Patrick Verwer, Chief Executive Officer, Govia Thameslink Railway

While there are many open-ended questions on the post-Covid demand from commuting and business travel, the poor level of service reliability that we delivered to our customers over the last few years made abundantly clear the impact that operating at full or close to full capacity had. Without developing and implementing new solutions to optimise train operations, the effect of any perturbation will remain significant and recovery to normal service challenging and time consuming.

Construction of HS2 will help to ease capacity pressure on the East and West Coast Mainlines, but that will take some time to deliver, and does not help in other parts of the country. In order to meet passengers’ expectations of reliable services and cater for a changing demand, more effective, reliable and agile ways of utilising the existing capacity must be put in place.

Capacity can be used more efficiently for the benefit of passengers and freight customers through better planning processes, better on-the-day management, and by improving the performance of the assets that are the key determining factors: junctions, stations, track blocks, trains and platforms. Improving the performance of each of these components individually will help, but greater gains will be achieved with a whole-system approach. This whole-system thinking is a must if we are to deliver a reliable timetable today and a more agile and adaptable train service tomorrow.

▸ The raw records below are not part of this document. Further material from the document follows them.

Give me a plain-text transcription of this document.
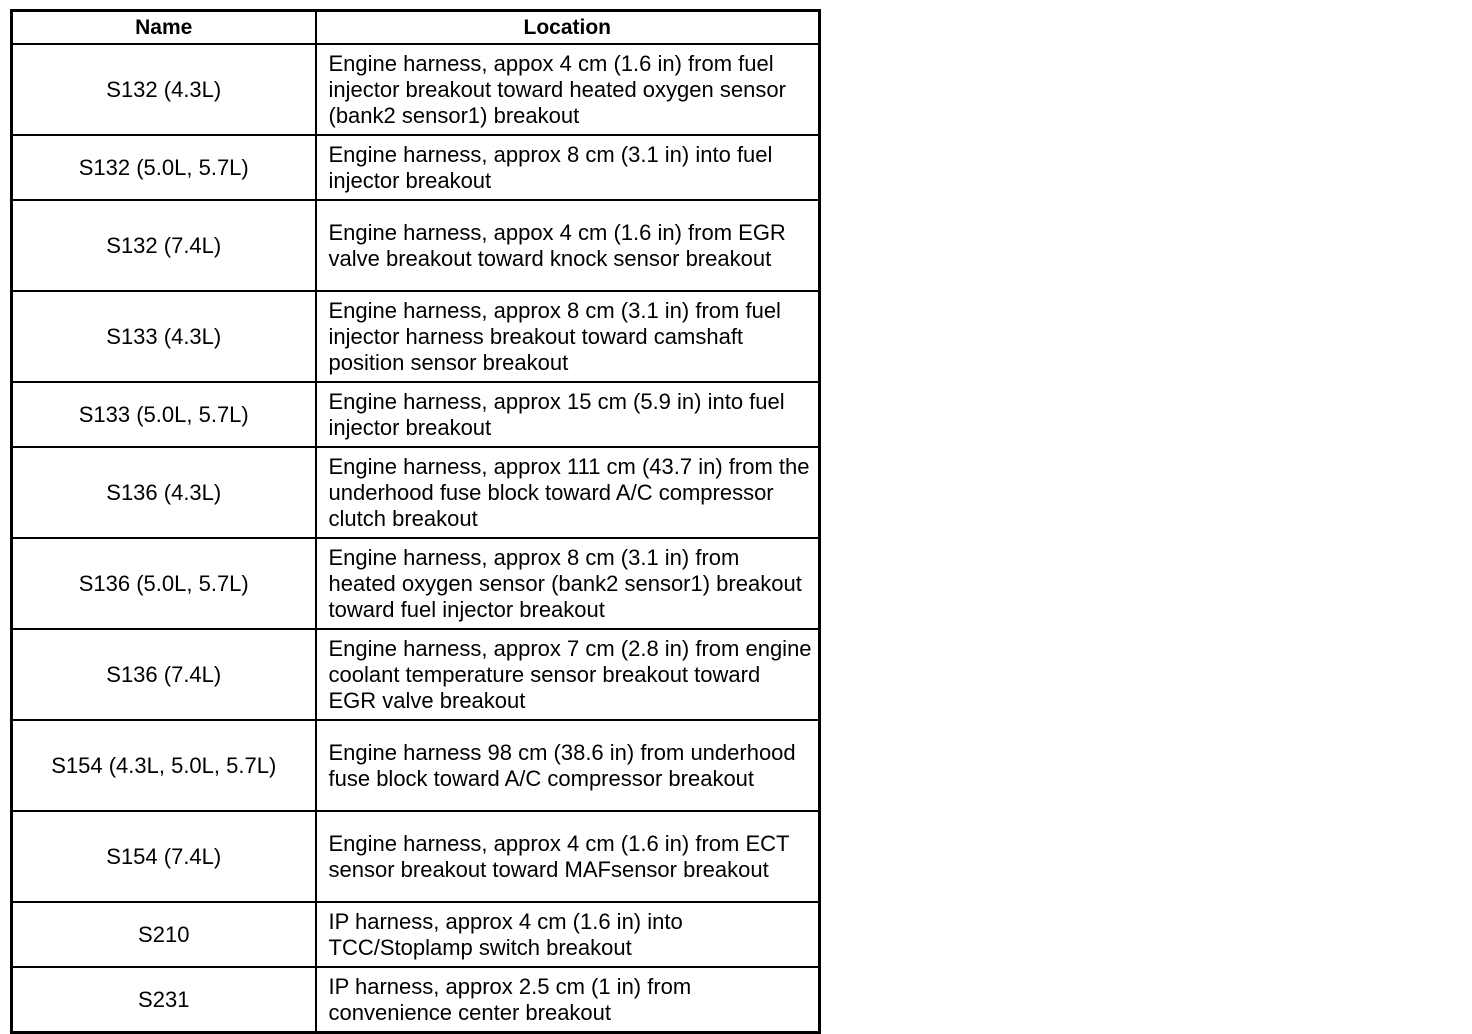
Name	Location
S132 (4.3L)	Engine harness, appox 4 cm (1.6 in) from fuel injector breakout toward heated oxygen sensor (bank2 sensor1) breakout
S132 (5.0L, 5.7L)	Engine harness, approx 8 cm (3.1 in) into fuel injector breakout
S132 (7.4L)	Engine harness, appox 4 cm (1.6 in) from EGR valve breakout toward knock sensor breakout
S133 (4.3L)	Engine harness, approx 8 cm (3.1 in) from fuel injector harness breakout toward camshaft position sensor breakout
S133 (5.0L, 5.7L)	Engine harness, approx 15 cm (5.9 in) into fuel injector breakout
S136 (4.3L)	Engine harness, approx 111 cm (43.7 in) from the underhood fuse block toward A/C compressor clutch breakout
S136 (5.0L, 5.7L)	Engine harness, approx 8 cm (3.1 in) from heated oxygen sensor (bank2 sensor1) breakout toward fuel injector breakout
S136 (7.4L)	Engine harness, approx 7 cm (2.8 in) from engine coolant temperature sensor breakout toward EGR valve breakout
S154 (4.3L, 5.0L, 5.7L)	Engine harness 98 cm (38.6 in) from underhood fuse block toward A/C compressor breakout
S154 (7.4L)	Engine harness, approx 4 cm (1.6 in) from ECT sensor breakout toward MAFsensor breakout
S210	IP harness, approx 4 cm (1.6 in) into TCC/Stoplamp switch breakout
S231	IP harness, approx 2.5 cm (1 in) from convenience center breakout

Delivering optimised train operations starts with a more effective approach to the development of the working timetable enabled by improved data, processes and technologies. Capabilities and solutions are within reach to allow us to move toward more demand-based operations where the planning and re-planning of trains is agile and robust.

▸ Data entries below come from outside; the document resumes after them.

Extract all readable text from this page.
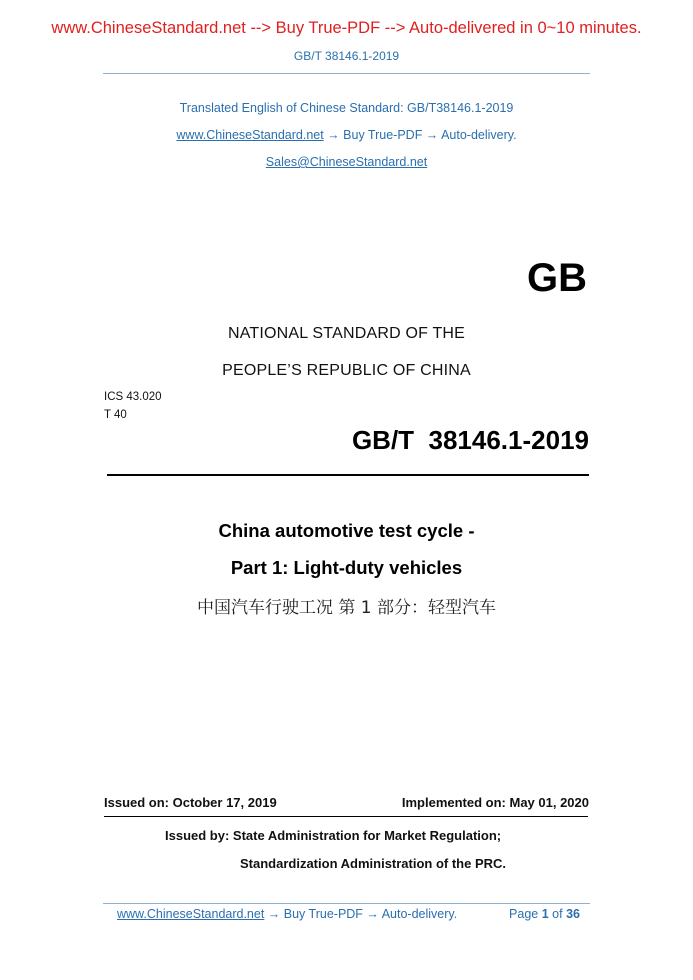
www.ChineseStandard.net --> Buy True-PDF --> Auto-delivered in 0~10 minutes.
GB/T 38146.1-2019
Translated English of Chinese Standard: GB/T38146.1-2019
www.ChineseStandard.net → Buy True-PDF → Auto-delivery.
Sales@ChineseStandard.net
GB
NATIONAL STANDARD OF THE
PEOPLE’S REPUBLIC OF CHINA
ICS 43.020
T 40
GB/T  38146.1-2019
China automotive test cycle -
Part 1: Light-duty vehicles
中国汽车行驶工况 第 1 部分：轻型汽车
Issued on: October 17, 2019	Implemented on: May 01, 2020
Issued by: State Administration for Market Regulation;
Standardization Administration of the PRC.
www.ChineseStandard.net → Buy True-PDF → Auto-delivery.	Page 1 of 36
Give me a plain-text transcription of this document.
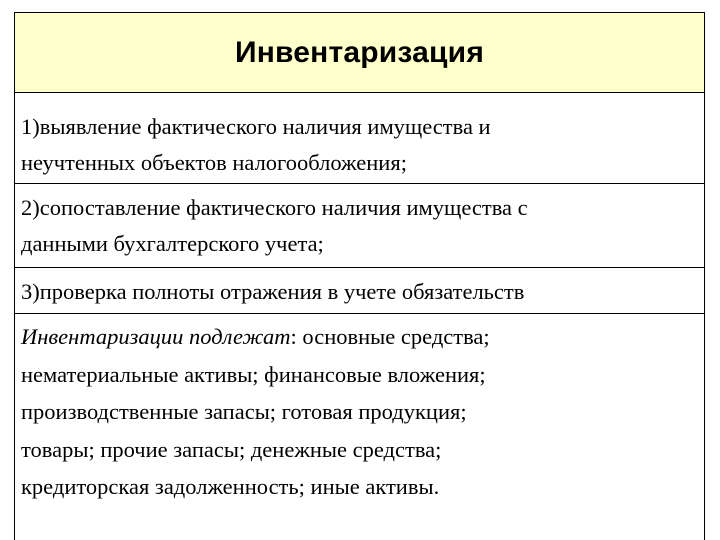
Инвентаризация
1)выявление фактического наличия имущества и
неучтенных объектов налогообложения;
2)сопоставление фактического наличия имущества с
данными бухгалтерского учета;
3)проверка полноты отражения в учете обязательств
Инвентаризации подлежат: основные средства;
нематериальные активы; финансовые вложения;
производственные запасы; готовая продукция;
товары; прочие запасы; денежные средства;
кредиторская задолженность; иные активы.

Improved real-time operations and decision making is key for quality of service both on ‘a good day’ and during disturbances. New powerful computing tools are increasingly being employed to create virtual systems which can be used to model the real world and investigate the impact of changes. Informed by rich real-time data, these tools can now be used to model railway operations, develop new insight on perturbation management including underlying pinch-points and propagation dynamics, and evaluate the effects of operational measures and changes to the timetable ahead of their introduction.

Modern trains have more effective, more controllable brakes and better acceleration than their predecessors, but will continue to operate on a mixed-traffic railway. Though there is potential for higher route capacity and performance improvement, these improvements will not be realised unless the train control systems, planning systems and the operating practices are adjusted to optimise journey times and coordinate train paths.

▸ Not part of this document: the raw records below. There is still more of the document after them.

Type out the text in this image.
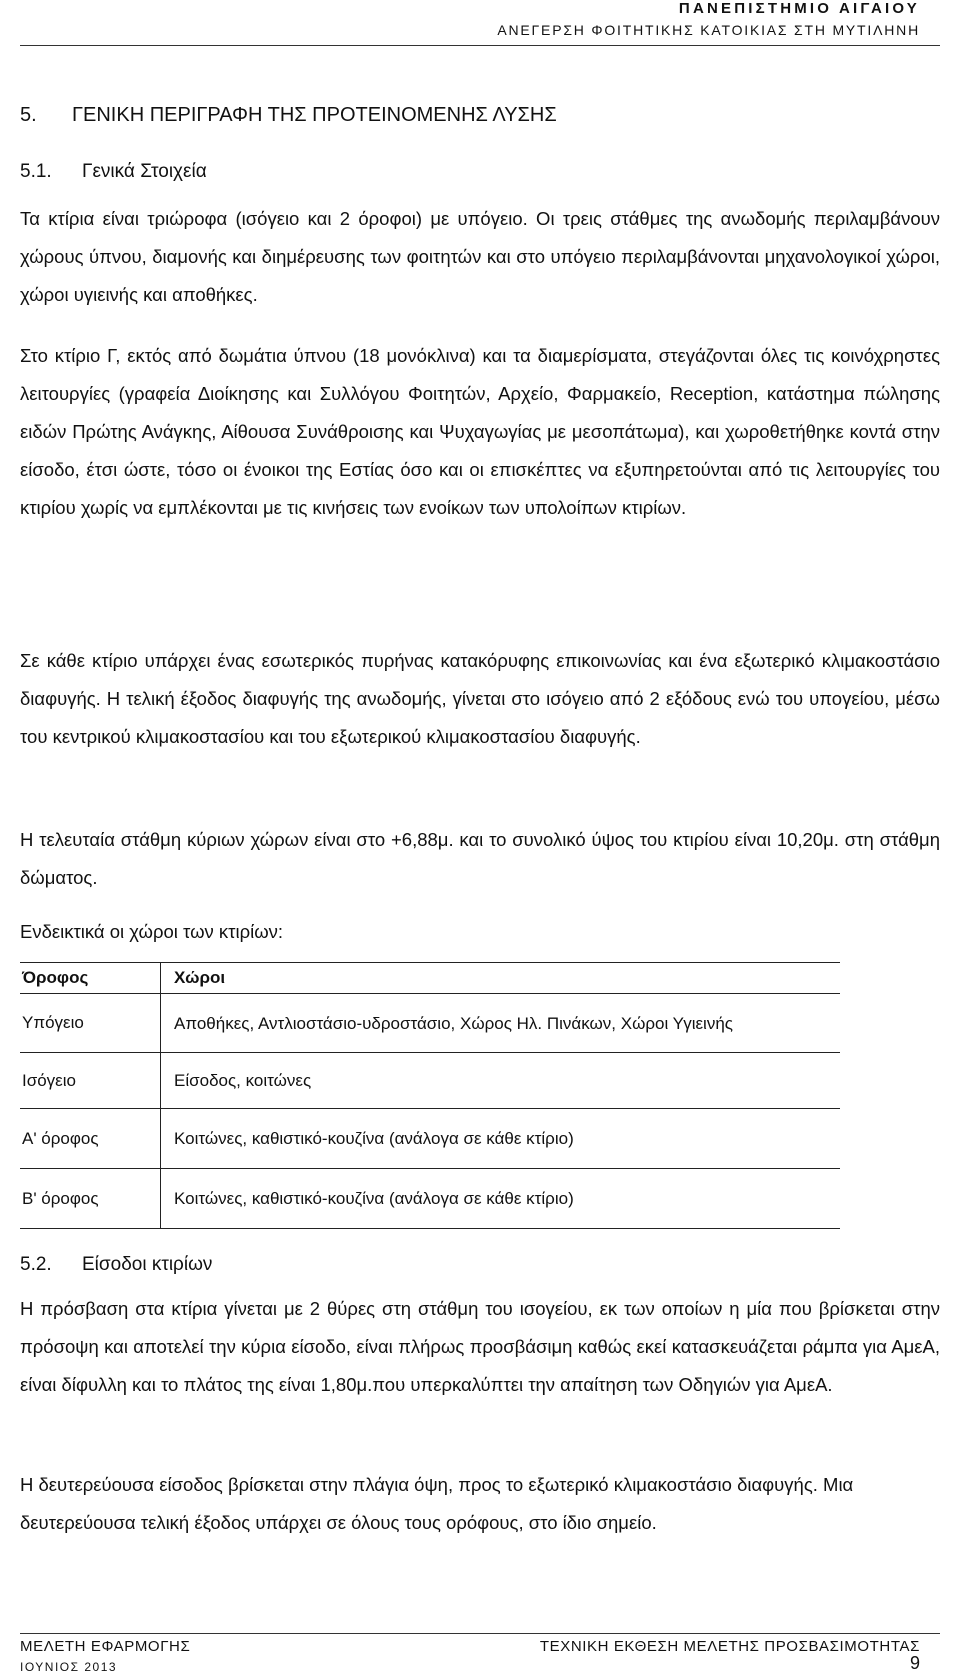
ΠΑΝΕΠΙΣΤΗΜΙΟ ΑΙΓΑΙΟΥ
ΑΝΕΓΕΡΣΗ ΦΟΙΤΗΤΙΚΗΣ ΚΑΤΟΙΚΙΑΣ ΣΤΗ ΜΥΤΙΛΗΝΗ
5. ΓΕΝΙΚΗ ΠΕΡΙΓΡΑΦΗ ΤΗΣ ΠΡΟΤΕΙΝΟΜΕΝΗΣ ΛΥΣΗΣ
5.1. Γενικά Στοιχεία
Τα κτίρια είναι τριώροφα (ισόγειο και 2 όροφοι) με υπόγειο. Οι τρεις στάθμες της ανωδομής περιλαμβάνουν χώρους ύπνου, διαμονής και διημέρευσης των φοιτητών και στο υπόγειο περιλαμβάνονται μηχανολογικοί χώροι, χώροι υγιεινής και αποθήκες.
Στο κτίριο Γ, εκτός από δωμάτια ύπνου (18 μονόκλινα) και τα διαμερίσματα, στεγάζονται όλες τις κοινόχρηστες λειτουργίες (γραφεία Διοίκησης και Συλλόγου Φοιτητών, Αρχείο, Φαρμακείο, Reception, κατάστημα πώλησης ειδών Πρώτης Ανάγκης, Αίθουσα Συνάθροισης και Ψυχαγωγίας με μεσοπάτωμα), και χωροθετήθηκε κοντά στην είσοδο, έτσι ώστε, τόσο οι ένοικοι της Εστίας όσο και οι επισκέπτες να εξυπηρετούνται από τις λειτουργίες του κτιρίου χωρίς να εμπλέκονται με τις κινήσεις των ενοίκων των υπολοίπων κτιρίων.
Σε κάθε κτίριο υπάρχει ένας εσωτερικός πυρήνας κατακόρυφης επικοινωνίας και ένα εξωτερικό κλιμακοστάσιο διαφυγής. Η τελική έξοδος διαφυγής της ανωδομής, γίνεται στο ισόγειο από 2 εξόδους ενώ του υπογείου, μέσω του κεντρικού κλιμακοστασίου και του εξωτερικού κλιμακοστασίου διαφυγής.
Η τελευταία στάθμη κύριων χώρων είναι στο +6,88μ. και το συνολικό ύψος του κτιρίου είναι 10,20μ. στη στάθμη δώματος.
Ενδεικτικά οι χώροι των κτιρίων:
Όροφος	Χώροι
Υπόγειο	Αποθήκες, Αντλιοστάσιο-υδροστάσιο, Χώρος Ηλ. Πινάκων, Χώροι Υγιεινής
Ισόγειο	Είσοδος, κοιτώνες
Α' όροφος	Κοιτώνες, καθιστικό-κουζίνα (ανάλογα σε κάθε κτίριο)
Β' όροφος	Κοιτώνες, καθιστικό-κουζίνα (ανάλογα σε κάθε κτίριο)
5.2. Είσοδοι κτιρίων
Η πρόσβαση στα κτίρια γίνεται με 2 θύρες στη στάθμη του ισογείου, εκ των οποίων η μία που βρίσκεται στην πρόσοψη και αποτελεί την κύρια είσοδο, είναι πλήρως προσβάσιμη καθώς εκεί κατασκευάζεται ράμπα για ΑμεΑ, είναι δίφυλλη και το πλάτος της είναι 1,80μ.που υπερκαλύπτει την απαίτηση των Οδηγιών για ΑμεΑ.
Η δευτερεύουσα είσοδος βρίσκεται στην πλάγια όψη, προς το εξωτερικό κλιμακοστάσιο διαφυγής. Μια δευτερεύουσα τελική έξοδος υπάρχει σε όλους τους ορόφους, στο ίδιο σημείο.
ΜΕΛΕΤΗ ΕΦΑΡΜΟΓΗΣ	ΤΕΧΝΙΚΗ ΕΚΘΕΣΗ ΜΕΛΕΤΗΣ ΠΡΟΣΒΑΣΙΜΟΤΗΤΑΣ
ΙΟΥΝΙΟΣ 2013	9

To successfully deliver against the vision for this priority, there is a lot to be done. Much centres around the deployment of novel technologies and the development of emerging ones, but this is not just a technology-based transformation. In GTR and our ATO partners we continue to learn lessons on the deployment of this technology, and one thing is certain: there is much more to making ATO a success than the technology.

It is about smooth integration with signalling, new approaches to driver training, the level and spread of digital skills a company needs, and new ways to bridge the silos between different domains of railway knowledge, to name only a few aspects.

Highly technical and sophisticated solutions to optimise train operations offer unprecedented opportunities, but we also need solutions that bring simplicity and agility to the way we operate the railway to deliver greater benefit to the customer more quickly.